A turma rejeitou a tese recursal de que o reforço da estrutura administrativa do órgão fiscalizador equivaleria, por via reflexa, a uma medida de proteção ambiental. Esse raciocínio, segundo o entendimento firmado, esvaziaria o caráter finalístico da conversão e abriria espaço para que a multa fosse substituída por qualquer benefício patrimonial ao ente público, descaracterizando a sanção e violando o princípio da legalidade estrita aplicável ao direito sancionador.
Base normativa e precedentes
- Art. 140 do Decreto 6.514/2008 — Autoriza a conversão da multa simples em serviços de preservação, melhoria e recuperação da qualidade do meio ambiente. A norma é taxativa quanto à destinação, não comportando interpretação extensiva para alcançar doações administrativas.

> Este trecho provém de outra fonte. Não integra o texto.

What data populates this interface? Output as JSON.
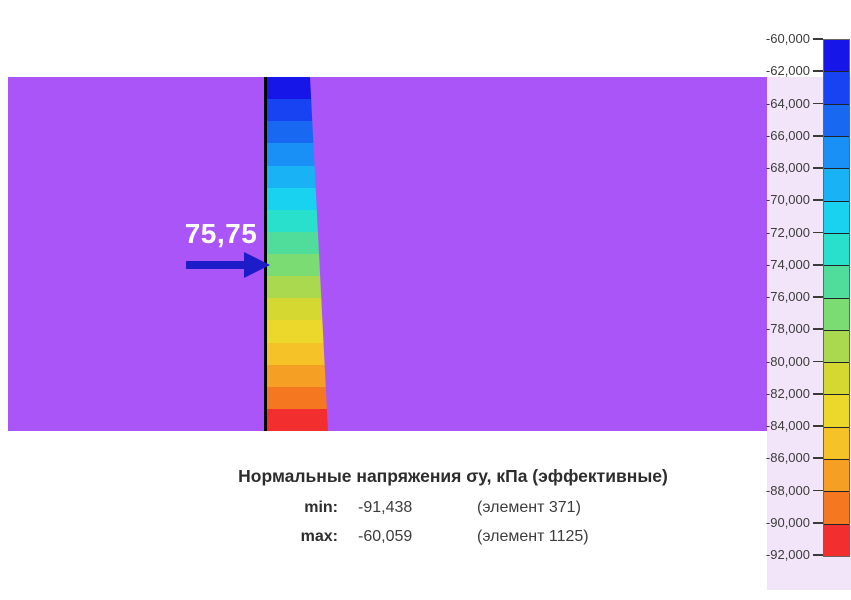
{
  "colors": {
    "background": "#ffffff",
    "field": "#aa55f7",
    "legend_panel": "#f2e5f9",
    "arrow": "#1c1cc8",
    "wall_outline": "#000000",
    "text": "#3c3c3c",
    "title_text": "#2d2d2d",
    "annotation_text": "#ffffff",
    "tick": "#3a3a3a",
    "palette": [
      "#1616e8",
      "#1843f2",
      "#1868f2",
      "#1890f5",
      "#18b2f5",
      "#18d2f0",
      "#28e0cc",
      "#50dc9a",
      "#7cdc74",
      "#aad84e",
      "#d6d832",
      "#ecd82a",
      "#f5c228",
      "#f5a024",
      "#f57820",
      "#f22e2e"
    ]
  },
  "field": {
    "annotation_label": "75,75"
  },
  "legend": {
    "tick_labels": [
      "-60,000",
      "-62,000",
      "-64,000",
      "-66,000",
      "-68,000",
      "-70,000",
      "-72,000",
      "-74,000",
      "-76,000",
      "-78,000",
      "-80,000",
      "-82,000",
      "-84,000",
      "-86,000",
      "-88,000",
      "-90,000",
      "-92,000"
    ]
  },
  "caption": {
    "title": "Нормальные напряжения σy, кПа (эффективные)",
    "min_label": "min:",
    "min_value": "-91,438",
    "min_element": "(элемент 371)",
    "max_label": "max:",
    "max_value": "-60,059",
    "max_element": "(элемент 1125)"
  },
  "chart_data": {
    "type": "heatmap",
    "title": "Нормальные напряжения σy, кПа (эффективные)",
    "ylabel": "",
    "xlabel": "",
    "colorbar_range": [
      -92000,
      -60000
    ],
    "colorbar_step": 2000,
    "colorbar_tick_values": [
      -60000,
      -62000,
      -64000,
      -66000,
      -68000,
      -70000,
      -72000,
      -74000,
      -76000,
      -78000,
      -80000,
      -82000,
      -84000,
      -86000,
      -88000,
      -90000,
      -92000
    ],
    "min": {
      "value": -91438,
      "element": 371
    },
    "max": {
      "value": -60059,
      "element": 1125
    },
    "annotation": {
      "label": "75,75",
      "description": "arrow pointing at wall stress band"
    },
    "legend_position": "right",
    "grid": false
  }
}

- Lei 9.605/1998 (Lei de Crimes Ambientais) — Base legal das sanções administrativas ambientais, cujo regime regulamentar é dado pelo Decreto 6.514/2008.
- Art. 225 da CF/88 — Impõe ao poder público e à coletividade o dever de defender e preservar o meio ambiente, fundamento do caráter finalístico das sanções ambientais.

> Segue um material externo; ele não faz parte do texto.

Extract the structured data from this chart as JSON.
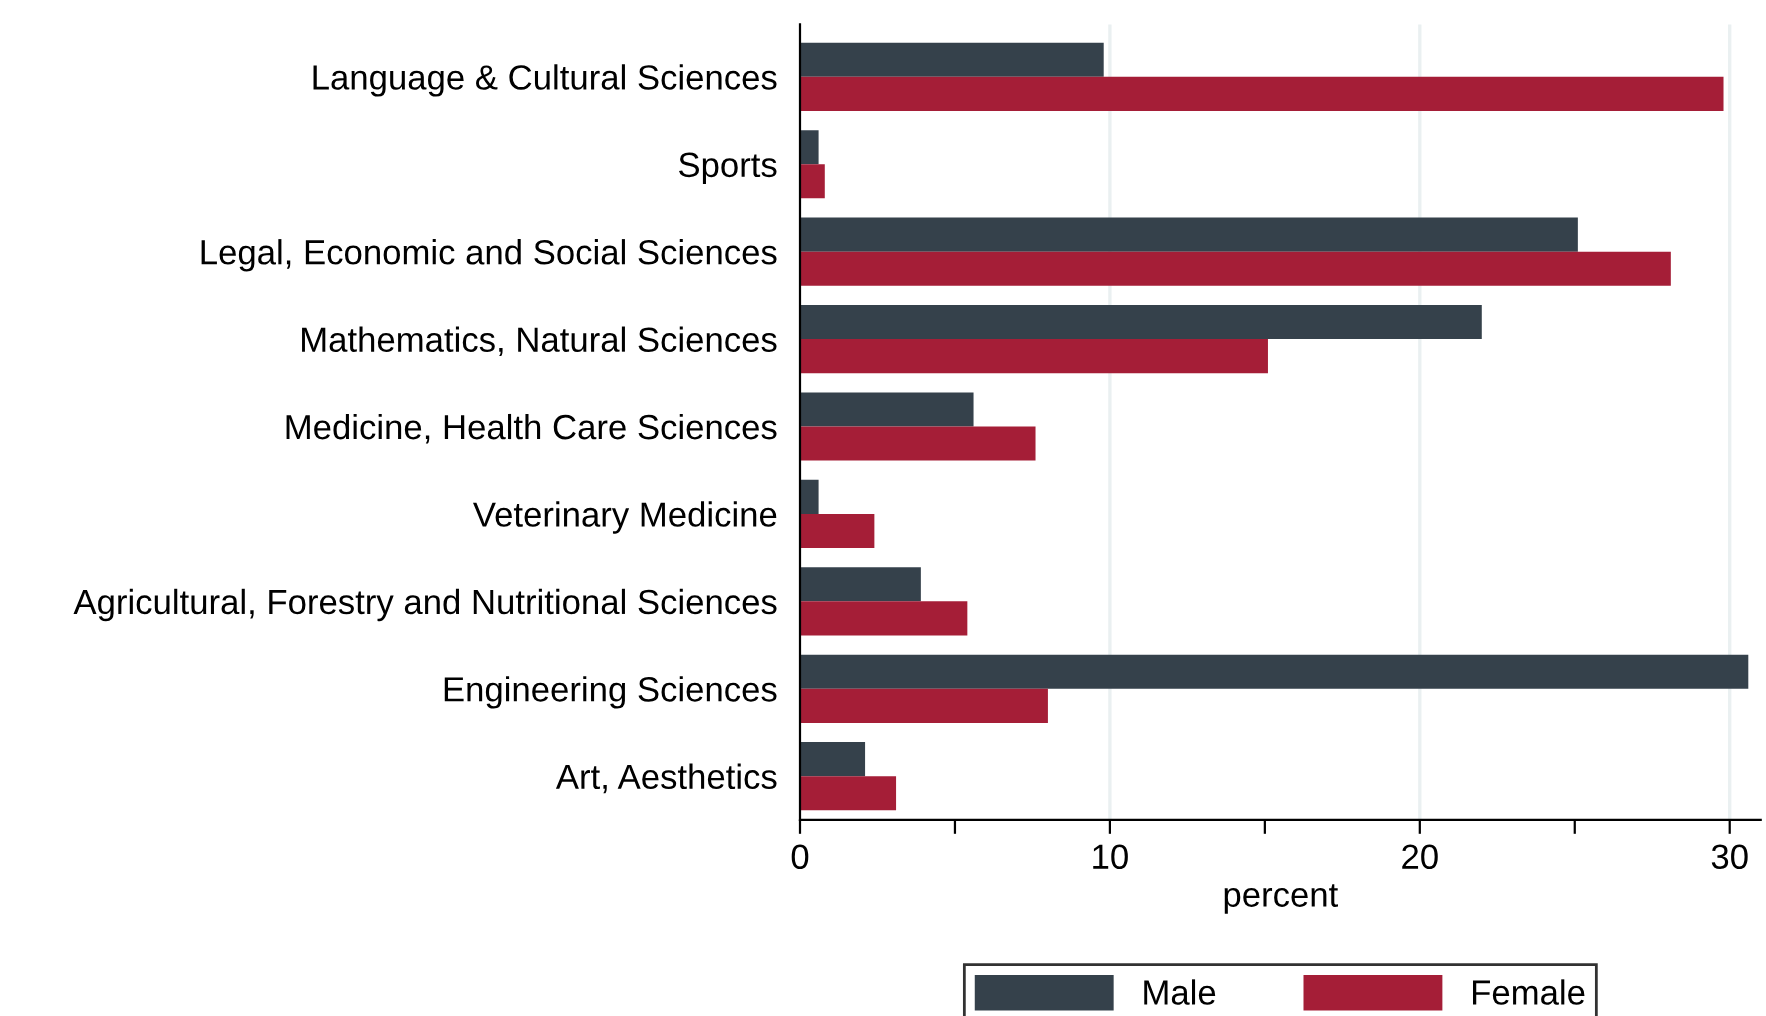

- Princípio da legalidade estrita no direito sancionador — Aplicável também ao direito administrativo punitivo, impede a ampliação interpretativa das hipóteses de substituição da pena pecuniária.

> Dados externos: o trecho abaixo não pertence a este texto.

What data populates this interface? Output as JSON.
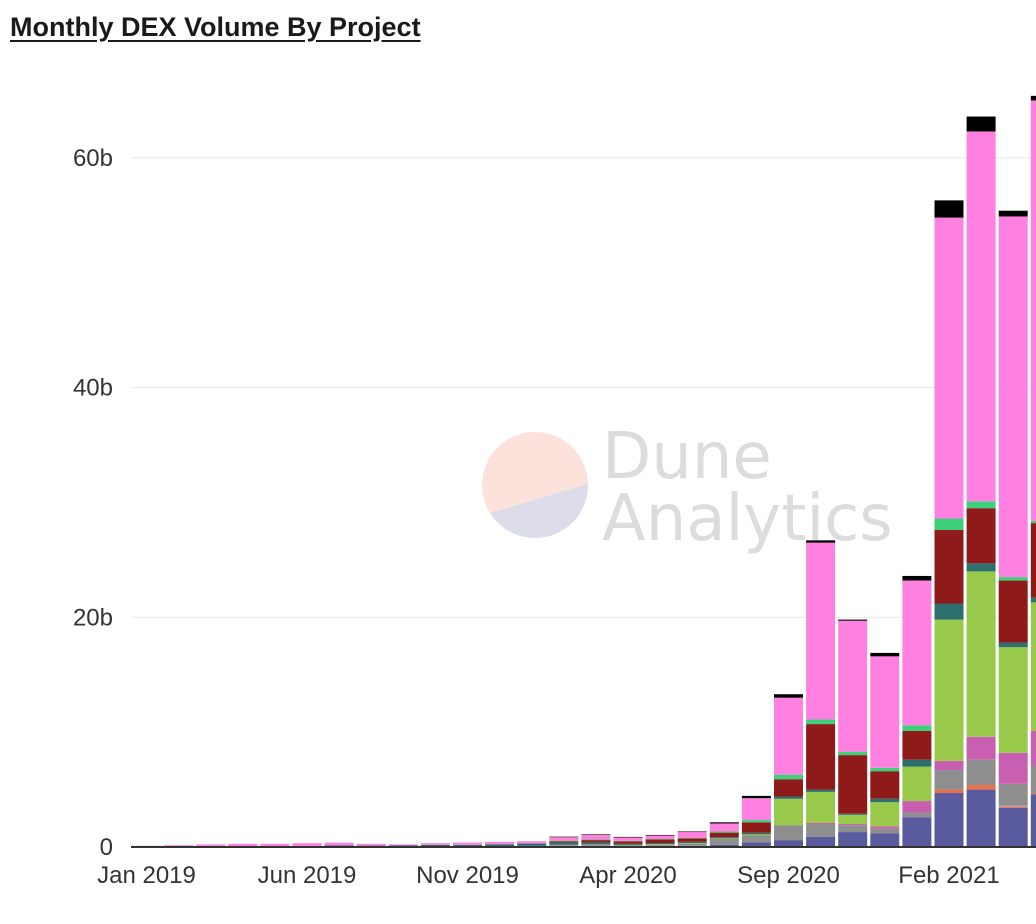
{
  "header": {
    "title": "Monthly DEX Volume By Project"
  },
  "watermark": {
    "line1": "Dune",
    "line2": "Analytics"
  },
  "colors": {
    "background": "#ffffff",
    "grid": "#e8e8e8",
    "axis": "#333333",
    "watermark_top": "#fde2dc",
    "watermark_bottom": "#dcdcea"
  },
  "chart_data": {
    "type": "bar",
    "stacked": true,
    "title": "Monthly DEX Volume By Project",
    "xlabel": "",
    "ylabel": "",
    "ylim": [
      0,
      68
    ],
    "y_ticks": [
      0,
      20,
      40,
      60
    ],
    "y_tick_labels": [
      "0",
      "20b",
      "40b",
      "60b"
    ],
    "y_unit": "b",
    "grid": true,
    "legend": "none",
    "categories": [
      "Jan 2019",
      "Feb 2019",
      "Mar 2019",
      "Apr 2019",
      "May 2019",
      "Jun 2019",
      "Jul 2019",
      "Aug 2019",
      "Sep 2019",
      "Oct 2019",
      "Nov 2019",
      "Dec 2019",
      "Jan 2020",
      "Feb 2020",
      "Mar 2020",
      "Apr 2020",
      "May 2020",
      "Jun 2020",
      "Jul 2020",
      "Aug 2020",
      "Sep 2020",
      "Oct 2020",
      "Nov 2020",
      "Dec 2020",
      "Jan 2021",
      "Feb 2021",
      "Mar 2021",
      "Apr 2021",
      "May 2021"
    ],
    "x_tick_labels": [
      "Jan 2019",
      "Jun 2019",
      "Nov 2019",
      "Apr 2020",
      "Sep 2020",
      "Feb 2021"
    ],
    "series": [
      {
        "color": "#5a5a9f",
        "values": [
          0.05,
          0.05,
          0.05,
          0.05,
          0.05,
          0.05,
          0.05,
          0.05,
          0.05,
          0.05,
          0.05,
          0.05,
          0.05,
          0.1,
          0.1,
          0.05,
          0.1,
          0.1,
          0.2,
          0.4,
          0.6,
          0.9,
          1.3,
          1.2,
          2.6,
          4.7,
          5.0,
          3.4,
          4.6
        ]
      },
      {
        "color": "#e8734a",
        "values": [
          0,
          0,
          0,
          0,
          0,
          0,
          0,
          0,
          0,
          0,
          0,
          0,
          0,
          0,
          0,
          0,
          0,
          0,
          0,
          0,
          0,
          0,
          0,
          0,
          0,
          0.3,
          0.4,
          0.1,
          0.1
        ]
      },
      {
        "color": "#a69ba6",
        "values": [
          0,
          0,
          0,
          0,
          0,
          0,
          0,
          0,
          0,
          0,
          0,
          0,
          0,
          0,
          0,
          0,
          0,
          0,
          0,
          0,
          0,
          0,
          0,
          0,
          0,
          0,
          0,
          0.1,
          0
        ]
      },
      {
        "color": "#8e8e8e",
        "values": [
          0.01,
          0.01,
          0.02,
          0.02,
          0.03,
          0.03,
          0.03,
          0.02,
          0.03,
          0.03,
          0.04,
          0.04,
          0.05,
          0.1,
          0.15,
          0.1,
          0.1,
          0.2,
          0.5,
          0.6,
          1.3,
          1.1,
          0.6,
          0.4,
          0.4,
          1.7,
          2.2,
          1.9,
          2.4
        ]
      },
      {
        "color": "#c85fb0",
        "values": [
          0,
          0,
          0,
          0,
          0,
          0,
          0,
          0,
          0,
          0,
          0,
          0,
          0,
          0,
          0,
          0,
          0,
          0,
          0,
          0,
          0,
          0.1,
          0.1,
          0.2,
          1.0,
          0.8,
          2.0,
          2.7,
          3.0
        ]
      },
      {
        "color": "#99c94a",
        "values": [
          0,
          0,
          0,
          0,
          0,
          0,
          0,
          0,
          0,
          0,
          0,
          0,
          0,
          0,
          0,
          0.03,
          0.05,
          0.05,
          0.05,
          0.1,
          2.3,
          2.7,
          0.8,
          2.1,
          3.0,
          12.3,
          14.4,
          9.2,
          11.2
        ]
      },
      {
        "color": "#2d6e6e",
        "values": [
          0,
          0,
          0,
          0,
          0,
          0,
          0.05,
          0.05,
          0.05,
          0.1,
          0.1,
          0.15,
          0.2,
          0.2,
          0.15,
          0.1,
          0.1,
          0.1,
          0.1,
          0.15,
          0.2,
          0.2,
          0.1,
          0.3,
          0.6,
          1.4,
          0.7,
          0.4,
          0.4
        ]
      },
      {
        "color": "#8f1a1a",
        "values": [
          0,
          0,
          0,
          0,
          0,
          0,
          0,
          0,
          0,
          0,
          0,
          0,
          0,
          0.1,
          0.2,
          0.2,
          0.3,
          0.3,
          0.4,
          0.9,
          1.5,
          5.7,
          5.1,
          2.4,
          2.5,
          6.4,
          4.8,
          5.4,
          6.5
        ]
      },
      {
        "color": "#3ecf7a",
        "values": [
          0,
          0,
          0,
          0,
          0,
          0,
          0,
          0,
          0,
          0,
          0,
          0,
          0,
          0.05,
          0.05,
          0.05,
          0.05,
          0.05,
          0.1,
          0.2,
          0.4,
          0.4,
          0.3,
          0.3,
          0.5,
          1.0,
          0.6,
          0.3,
          0.2
        ]
      },
      {
        "color": "#ff80e0",
        "values": [
          0.05,
          0.1,
          0.15,
          0.2,
          0.2,
          0.25,
          0.25,
          0.15,
          0.1,
          0.15,
          0.2,
          0.2,
          0.2,
          0.3,
          0.4,
          0.3,
          0.3,
          0.5,
          0.7,
          1.9,
          6.7,
          15.4,
          11.4,
          9.7,
          12.6,
          26.2,
          32.2,
          31.4,
          36.6
        ]
      },
      {
        "color": "#000000",
        "values": [
          0,
          0,
          0,
          0,
          0,
          0,
          0,
          0,
          0,
          0,
          0,
          0,
          0,
          0.05,
          0.05,
          0.05,
          0.05,
          0.05,
          0.1,
          0.2,
          0.3,
          0.2,
          0.1,
          0.3,
          0.4,
          1.5,
          1.3,
          0.5,
          0.4
        ]
      }
    ]
  }
}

- Princípio do poluidor-pagador — Reforça que a contrapartida do infrator deve recompor ou compensar o dano ambiental, não custear a máquina administrativa.
Impacto prático
A decisão tem efeitos relevantes para a atuação de órgãos ambientais, prefeituras e advogados que negociam termos de compromisso e conversão de multas:
- Para autuados: a substituição da multa por doações genéricas a entes públicos perde respaldo jurídico. Acordos nesse formato ficam expostos a anulação e a eventual responsabilização por improbidade dos agentes que os firmaram.
- Para órgãos fiscalizadores: exige-se desenho técnico da contrapartida, com vinculação direta a projetos de recuperação de áreas degradadas, reflorestamento, educação ambiental ou monitoramento ecológico.
- Para municípios: o reforço de estrutura administrativa — informática, mobiliário, material de consumo — deve buscar fontes próprias de financiamento, e não a conversão de multas ambientais.
- Para o contencioso: amplia-se o espaço para questionamento de termos de conversão já celebrados em moldes semelhantes, sobretudo em ações civis públicas movidas pelo Ministério Público.
- Para ações em curso: defesas baseadas em conversões atípicas tendem a ser afastadas, com restabelecimento da multa originária e dos respectivos consectários.
O que observar
O julgamento sinaliza endurecimento do controle sobre a discricionariedade administrativa nas conversões de multa ambiental, mas deixa pontos abertos. Cabe acompanhar se a Segunda Turma do STJ — também competente em matéria de direito público — adotará leitura convergente, consolidando entendimento na Primeira Seção. Há margem, ainda, para discussão sobre o que configura, no caso concreto, "ação direta de preservação": projetos de educação ambiental, aquisição de equipamentos de fiscalização especificamente voltados ao monitoramento ecológico e ações de recuperação de áreas degradadas tendem a ser admitidos, enquanto despesas administrativas gerais ficam excluídas.
Profissionais que assessoram empresas autuadas devem revisar minutas de termos de compromisso e estratégias de defesa, priorizando contrapartidas tecnicamente vinculadas ao bem ambiental afetado. Para gestores públicos, recomenda-se cautela na celebração de acordos, sob risco de questionamento por órgãos de controle. Eventual regulamentação infralegal poderá detalhar critérios objetivos para a conversão, reduzindo a litigiosidade em torno do artigo 140 do Decreto 6.514/2008.